The DCEO, he adds in the court papers, declined to answer “directly or at all” to the specific questions raised by his lawyers in their written communication of 22 July 2014.

“On the 30th July 2014, the DCEO simply reiterates a fact that is already contained in the first letter (demanding information on the sources of the funds deposited in the accounts).

“Though the DCEO describes the demand as a request, it is nothing of the sort. It is a demand and failure on my part to supply the demanded information, or if it is considered that I supplied false information, that is a criminal offence in terms of Section 7 (2) (b) of the Act as amended, of which I would be charged.”

However, Mr Metsing says his lawyers have advised him that the DCEO’s request is illegal, hence he would not be complying with it.

“I am legally advised and believe the same to be true that Section 7(1) (c) read with 7(2) (b) is unconstitutional.

“I do not intend complying with the unconstitutional and unlawful demand (of the DCEO) based on that law.

“It follows therefore, that unless this court entertains this application and strikes the said law as unconstitutional, I stand the risk of criminal prosecution and sentencing.

“It is important to also disclose that as recently as 1August 2014, I was summoned to appear before the Maseru Magistrate’s Court on ill-prepared charges which were withdrawn on the same day, and I have no doubt that those were connected to what I am being subjected to by the first (DCEO Director General) and second (DCEO) respondents, herein,” he states in the affidavit.

Mr Metsing also takes issue with the two banks for consenting to the DCEO’s request, without consulting him first.

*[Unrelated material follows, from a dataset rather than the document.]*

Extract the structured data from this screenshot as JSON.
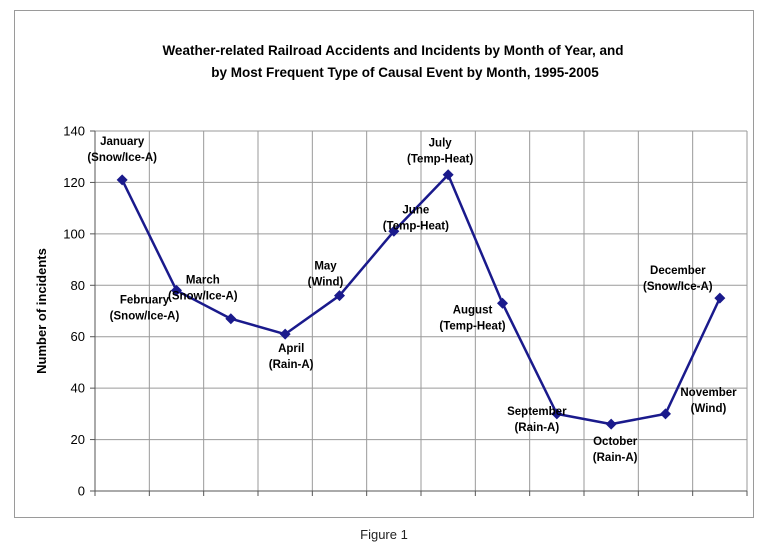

“In obtaining and receiving information regarding my bank accounts from the fifth and sixth respondents (Standard Lesotho Bank and Nedbank Lesotho, respectively), without informing me, they collectively violated my rights to privacy guaranteed by Section 11 of the Constitution. My personal banking details are matters of my private life, which should not be disclosed without my authority by the fifth and sixth respondents.

“I wish to disclose to this honourable court that I sought information from the managers of the fifth and sixth respondents regarding the basis and instruments used by the DCEO to obtain information of my bank accounts and details of my deposits. The managers of both banks declined to give me the information, save to say they supplied the data under Section 8 of the PCEO Act, and hence claimed statutory compulsion.

“But on legal advice, I have been informed that the banks made themselves willing parties to the violation of my privacy, which they are supposed to protect. I am legally advised that in terms of Section 8 (2), a party from whom information is required under Section 8 (1) may refuse to supply the same without exposing himself to criminal liability, if he has reasonable excuse.

“The fifth and sixth respondents knew, or ought to have known, that the notice requiring my private banking information is a matter that violates my right to private and family life guaranteed under the constitution, and that they could decline giving out the information.

“I declare that at the very least, they ought to have contacted me to explain to them why they should not give away my private information. I verily aver that this must be because by using their banking facilities, I did not thereby surrender my rights of privacy to be exercised by me only subject to their approval.

“I also declare that in the circumstances where my private banking information has been obtained and given away in violation of my constitutional right, this honourable court will provide the relief sought.”